HKEY_LOCAL_MACHINE\SYSTEM\CurrentControlSet\Control\Video\{F245CA71-FFDA-40CB-8EF8-69825ECC14A4}\0000\DAL2_DATA__2_0\Common\EDID_8526_F966

Where the video card identifier betheen "{}" is random, and the EDID numbers are dependant on your monitor/adapter. Inside, it creates a binary value called "ModeTimingOverrides_DP_Conn12563" where the last numbers seem to be also random... and this value is the same the Crimson drivers use to save the custom resolutions you create on later versions of Windows. That's why the fields you fill defining a custom resolution on both interfaces are exactly the same.

And luckily for us some user on a forum understood the format this data is being stored, it's hexadecimal but Little-Endian:

LRBoknU.png

So how you can define a 640x400@70Hz mode? You first define the 640x480@70Hz mode using the Custom Timing Tool, then edit the key using the registry editor. I found the values "E0 01" that in reverse order ("01 E0") are 480 in hexadecimal, so as I wanted it to be 400, which in hex is 190, I edited those "E0 01" values to "09 01". Rebooted the PC and... the mode is now available and shows on the Custom Timing Tool as 640x400@70Hz! Of course, the same method is valid for changing other parameters like the refresh rate.

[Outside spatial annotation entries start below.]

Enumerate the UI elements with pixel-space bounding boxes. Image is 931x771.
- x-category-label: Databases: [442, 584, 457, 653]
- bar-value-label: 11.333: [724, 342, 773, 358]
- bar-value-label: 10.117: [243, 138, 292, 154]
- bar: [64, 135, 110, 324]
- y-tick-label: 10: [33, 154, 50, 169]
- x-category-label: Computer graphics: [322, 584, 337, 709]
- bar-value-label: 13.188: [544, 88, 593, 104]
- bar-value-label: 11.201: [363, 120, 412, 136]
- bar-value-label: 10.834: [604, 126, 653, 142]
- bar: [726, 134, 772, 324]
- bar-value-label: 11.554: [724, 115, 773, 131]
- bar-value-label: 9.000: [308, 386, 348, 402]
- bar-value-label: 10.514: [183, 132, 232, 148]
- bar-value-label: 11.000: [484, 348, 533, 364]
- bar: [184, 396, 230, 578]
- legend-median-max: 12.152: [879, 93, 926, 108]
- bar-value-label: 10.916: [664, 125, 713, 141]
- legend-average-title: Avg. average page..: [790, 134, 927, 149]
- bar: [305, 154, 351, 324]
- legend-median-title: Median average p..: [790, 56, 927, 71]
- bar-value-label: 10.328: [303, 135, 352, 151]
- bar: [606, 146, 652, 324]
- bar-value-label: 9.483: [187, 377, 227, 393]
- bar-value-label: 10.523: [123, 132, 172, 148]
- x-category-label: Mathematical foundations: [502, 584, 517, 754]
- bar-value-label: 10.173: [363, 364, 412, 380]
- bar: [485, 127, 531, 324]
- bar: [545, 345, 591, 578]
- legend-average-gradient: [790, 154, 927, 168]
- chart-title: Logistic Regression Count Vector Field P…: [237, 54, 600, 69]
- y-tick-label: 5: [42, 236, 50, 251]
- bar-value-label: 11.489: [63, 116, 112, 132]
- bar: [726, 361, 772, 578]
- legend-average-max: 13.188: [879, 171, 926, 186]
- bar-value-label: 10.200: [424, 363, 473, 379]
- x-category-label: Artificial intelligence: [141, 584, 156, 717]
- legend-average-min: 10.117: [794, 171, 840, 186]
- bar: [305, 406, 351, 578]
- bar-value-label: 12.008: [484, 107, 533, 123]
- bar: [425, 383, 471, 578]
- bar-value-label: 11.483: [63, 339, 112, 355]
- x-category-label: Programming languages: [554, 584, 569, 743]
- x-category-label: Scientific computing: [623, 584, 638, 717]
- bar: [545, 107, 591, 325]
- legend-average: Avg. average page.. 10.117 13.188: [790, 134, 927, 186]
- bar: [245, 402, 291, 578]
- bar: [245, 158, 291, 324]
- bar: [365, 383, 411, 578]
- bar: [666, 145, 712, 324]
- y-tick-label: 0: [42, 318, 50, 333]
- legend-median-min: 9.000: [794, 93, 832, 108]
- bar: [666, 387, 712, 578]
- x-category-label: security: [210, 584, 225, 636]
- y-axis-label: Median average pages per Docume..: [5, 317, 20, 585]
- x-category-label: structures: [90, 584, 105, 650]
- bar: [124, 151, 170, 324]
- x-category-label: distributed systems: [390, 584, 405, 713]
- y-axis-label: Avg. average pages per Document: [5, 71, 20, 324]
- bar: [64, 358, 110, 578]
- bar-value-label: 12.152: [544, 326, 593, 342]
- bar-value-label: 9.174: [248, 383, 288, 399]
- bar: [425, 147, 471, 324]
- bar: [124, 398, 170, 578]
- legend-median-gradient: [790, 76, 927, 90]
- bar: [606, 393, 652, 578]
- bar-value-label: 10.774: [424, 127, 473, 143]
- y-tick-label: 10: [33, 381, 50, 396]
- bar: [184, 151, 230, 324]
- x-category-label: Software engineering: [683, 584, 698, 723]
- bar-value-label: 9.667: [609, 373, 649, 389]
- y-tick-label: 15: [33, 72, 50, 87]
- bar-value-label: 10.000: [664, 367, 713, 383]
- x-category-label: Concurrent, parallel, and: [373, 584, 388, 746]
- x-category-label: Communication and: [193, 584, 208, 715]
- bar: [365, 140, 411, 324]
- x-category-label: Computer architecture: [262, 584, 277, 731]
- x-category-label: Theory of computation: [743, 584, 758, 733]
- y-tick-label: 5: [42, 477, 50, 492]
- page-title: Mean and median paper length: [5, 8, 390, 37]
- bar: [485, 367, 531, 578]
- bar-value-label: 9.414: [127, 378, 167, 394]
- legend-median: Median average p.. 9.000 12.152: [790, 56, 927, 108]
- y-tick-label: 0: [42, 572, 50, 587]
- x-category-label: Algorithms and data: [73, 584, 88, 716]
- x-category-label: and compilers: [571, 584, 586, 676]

And so, for Windows XP, for AMD video Cards, we finally know the obscure and undocumented registry value ("DALNonStandardModesBCD1") that allows us to define custom video modes for analog (VGA, DVI-I) interfaces, and the even more obscure and undocumented registry value that allows us to do the same but on digital (DVI-D, DisplayPort, HDMI) interfaces.